Le blues rock chargé en grattes du quatuor (rappelons que le groupe n’a toujours pas de batteur attitré) n’a pas perdu en prestance après toutes ces années, et l’efficacité de leur formule est toujours intacte. Instrumentalement, déjà, FHJ est juste inattaquable : leur massif vocaliste Eric Oblander n’a pas uniquement une voix chaude, puissante et impeccablement déchirée, il est aussi un joueur d’harmonica émérite, un vrai (pas un de ceux qui dégainent leur harmonica de la poche arrière de leur jean pendant un solo de guitare « pour faire genre »), et il apporte à ce titre une spécificité remarquable et bienvenue à la musique du combo (pour mémoire, le bonhomme a joué sur plusieurs titres de Clutch, dont le merveilleux « Electric Worry » – allez voir le clip sur Youtube, vous verrez Oblander dans ses œuvres – chair de poule garantie). Le duo de gratteux (dont Phil Durr, qui jouait déjà sur l’album précédent mais a été incorporé en tant que membre officiel) abat des rondins sans temps mort sur les 45 minutes de cette galette, riffs bien tassés, soli acérés, passages de slide bien boogie… Côté rythmique, faute de batteur attitré pour épauler Smith à la basse, le groupe fait appel au vieux pote Jean-Paul Gaster de Clutch, ni plus ni moins. Pour ceux qui ne seraient pas familiers de la subtilité de ce batteur magnifique, ce disque apporte encore un éclatant témoignage de la sobriété du jeu de Gaster, formidable générateur de groove sur chaque titre.
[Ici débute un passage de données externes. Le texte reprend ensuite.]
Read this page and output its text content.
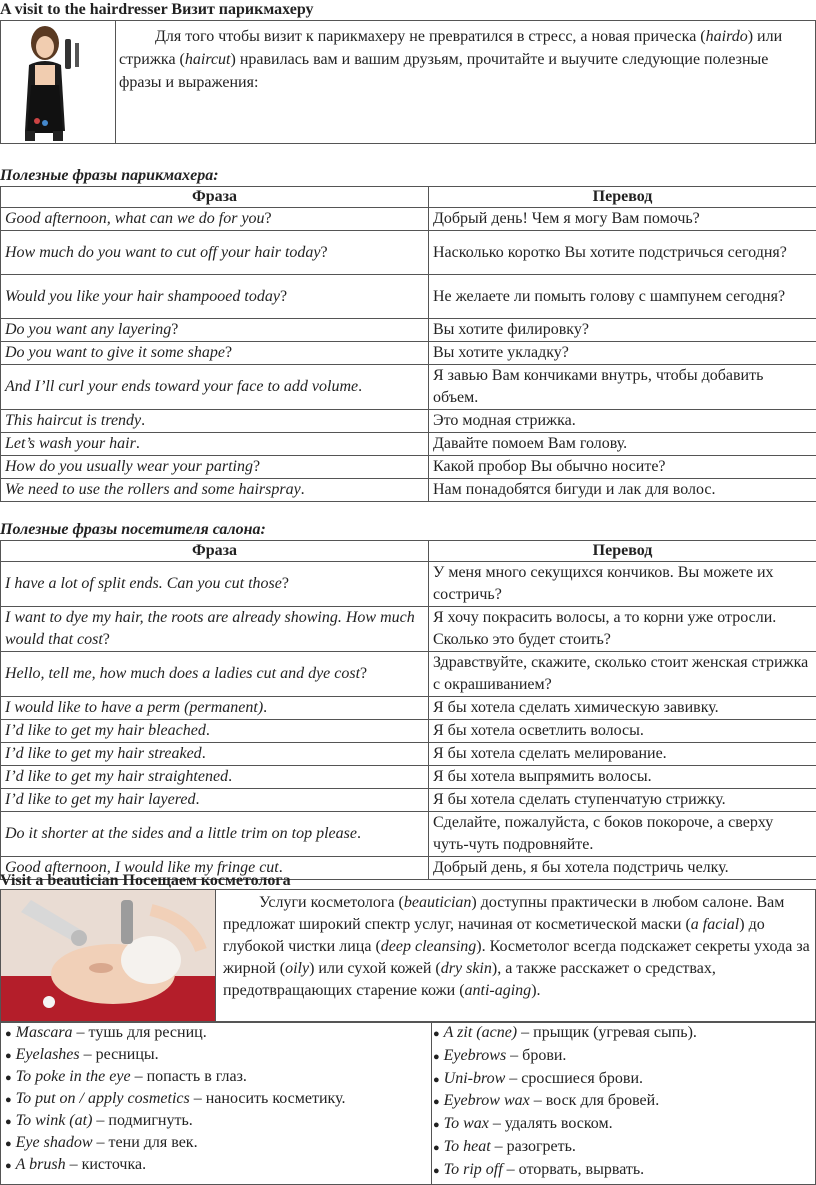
A visit to the hairdresser Визит парикмахеру
Для того чтобы визит к парикмахеру не превратился в стресс, а новая прическа (hairdo) или стрижка (haircut) нравилась вам и вашим друзьям, прочитайте и выучите следующие полезные фразы и выражения:
Полезные фразы парикмахера:
Фраза	Перевод
Good afternoon, what can we do for you?	Добрый день! Чем я могу Вам помочь?
How much do you want to cut off your hair today?	Насколько коротко Вы хотите подстричься сегодня?
Would you like your hair shampooed today?	Не желаете ли помыть голову с шампунем сегодня?
Do you want any layering?	Вы хотите филировку?
Do you want to give it some shape?	Вы хотите укладку?
And I’ll curl your ends toward your face to add volume.	Я завью Вам кончиками внутрь, чтобы добавить объем.
This haircut is trendy.	Это модная стрижка.
Let’s wash your hair.	Давайте помоем Вам голову.
How do you usually wear your parting?	Какой пробор Вы обычно носите?
We need to use the rollers and some hairspray.	Нам понадобятся бигуди и лак для волос.
Полезные фразы посетителя салона:
Фраза	Перевод
I have a lot of split ends. Can you cut those?	У меня много секущихся кончиков. Вы можете их состричь?
I want to dye my hair, the roots are already showing. How much would that cost?	Я хочу покрасить волосы, а то корни уже отросли. Сколько это будет стоить?
Hello, tell me, how much does a ladies cut and dye cost?	Здравствуйте, скажите, сколько стоит женская стрижка с окрашиванием?
I would like to have a perm (permanent).	Я бы хотела сделать химическую завивку.
I’d like to get my hair bleached.	Я бы хотела осветлить волосы.
I’d like to get my hair streaked.	Я бы хотела сделать мелирование.
I’d like to get my hair straightened.	Я бы хотела выпрямить волосы.
I’d like to get my hair layered.	Я бы хотела сделать ступенчатую стрижку.
Do it shorter at the sides and a little trim on top please.	Сделайте, пожалуйста, с боков покороче, а сверху чуть-чуть подровняйте.
Good afternoon, I would like my fringe cut.	Добрый день, я бы хотела подстричь челку.
Visit a beautician Посещаем косметолога
Услуги косметолога (beautician) доступны практически в любом салоне. Вам предложат широкий спектр услуг, начиная от косметической маски (a facial) до глубокой чистки лица (deep cleansing). Косметолог всегда подскажет секреты ухода за жирной (oily) или сухой кожей (dry skin), а также расскажет о средствах, предотвращающих старение кожи (anti-aging).
● Mascara – тушь для ресниц.
● Eyelashes – ресницы.
● To poke in the eye – попасть в глаз.
● To put on / apply cosmetics – наносить косметику.
● To wink (at) – подмигнуть.
● Eye shadow – тени для век.
● A brush – кисточка.
● A zit (acne) – прыщик (угревая сыпь).
● Eyebrows – брови.
● Uni-brow – сросшиеся брови.
● Eyebrow wax – воск для бровей.
● To wax – удалять воском.
● To heat – разогреть.
● To rip off – оторвать, вырвать.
Ainsi doté d’excellents artisans, reste à FHJ à montrer que le fond vaut autant que la forme. Pas de faux-pas niveau compos non plus, c’est aussi un sans faute. Du groove, encore et toujours, des couplets cinglants, des refrains parfaits, des soli courts mais bien placés… Pour tout dire, on ne s’ennuie pas une seconde et le disque défile non stop en boucle sans que le pied ne s’arrête un instant de taper. « Keep On Diggin’ » en parfait exemple de boogie rock sautillant et infectieux, « Black Heart Baby » et son rock saturé tendance sudiste en version énervée, « Smash & grab » mid-tempo empreint de groove tranquille, « Hangin’ Tree » et son riff primaire décliné sur tout le titre… On ne sait plus où donner de la tête. Et lorsque le groupe se lance dans une reprise d’un titre méconnu de Rod Stewart (« You’re My Girl (I Don’t Want To Discuss It) »), il le transforme un hymne de rock sudiste naïf, et convie pour l’occasion le chanteur de Cheap Trick Robin Zander.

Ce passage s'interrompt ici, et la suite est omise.